Image courtesy of NYpost.comThere was also an interesting piece that had a live nude woman on a ledge at about table height, lying on her back with a
faux skeleton lying on top of her, facing up. As she breathed the skeleton moved up and down. The commentary on the piece explained that
Abramović thought the piece brought the model closer to understanding of and comfort with her own death. I'd buy that. It was a very intriguing mix of morbidity and sensuality; limbs entwined but bare of flesh, the model's youth and softness contrasted with the bone, and the entire sculpture moving together. The model was both smothered by and embracing the skeleton, and it was beautiful.

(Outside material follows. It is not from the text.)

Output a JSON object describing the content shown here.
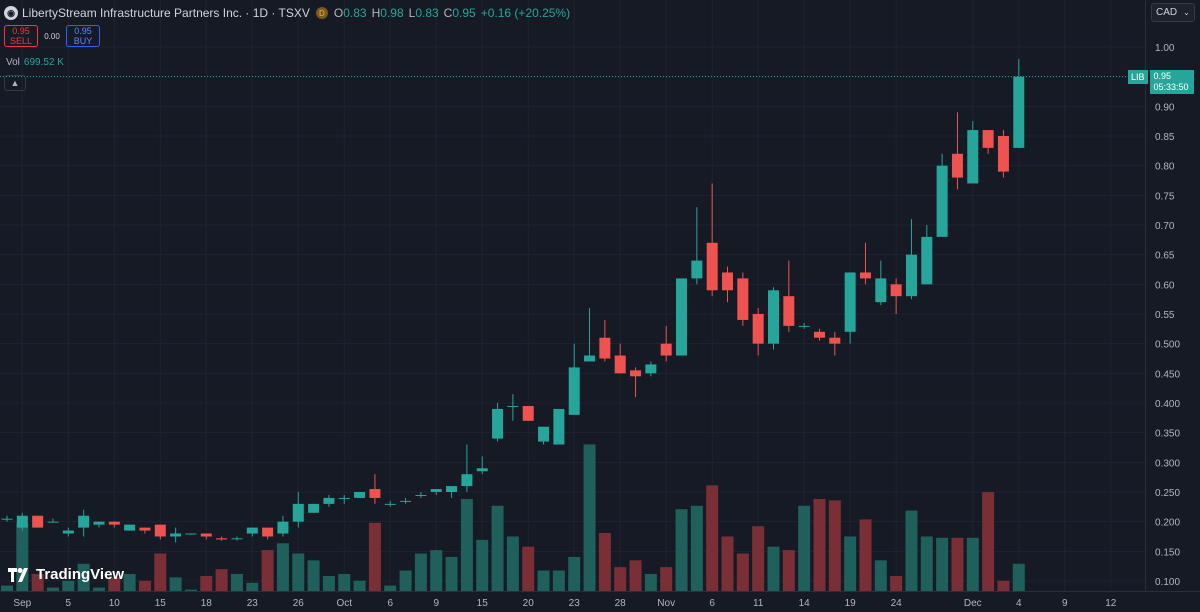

Abramović's commentary on the impact on the model resonated with me because in the art that I have created with Blair where we draw the poems onto the model's body, I have tried to be careful with how the model is impacted by the process. I have found greater artistic success when the writing resonates with the model, and greater personal reward when the model feels enriched by the experience. I haven't tried many poems for that project that aren't sensual or playful - forcing a model to confront or embrace death may be a little extreme at this point, but it would be interesting to emotionally stretch the art a bit and see where it leads. My recent work has been heavier and longer than previous writing, so it may be a ripe opportunity for that.
Finally,
Abramović herself was part of the exhibit. This was not surprising, since the exhibit was a chronology focusing on her expression, body, experiences, values, etc. She seems to have done a lot of pushing-physical-limits and exhibitionism for the sake of (under the guise of?) artwork. In the piece at
MOMA she sits motionless at a table in the center of a hall under bright lights, and audience members can join her at the table, and also sit motionless and stare back at her. The people we saw participate in the art were all young women. Granted, we weren't there watching consistently, but we wondered what the %s look like.
C'est tout for now. I'm learning 2-minute italian in the car: arrivederchi.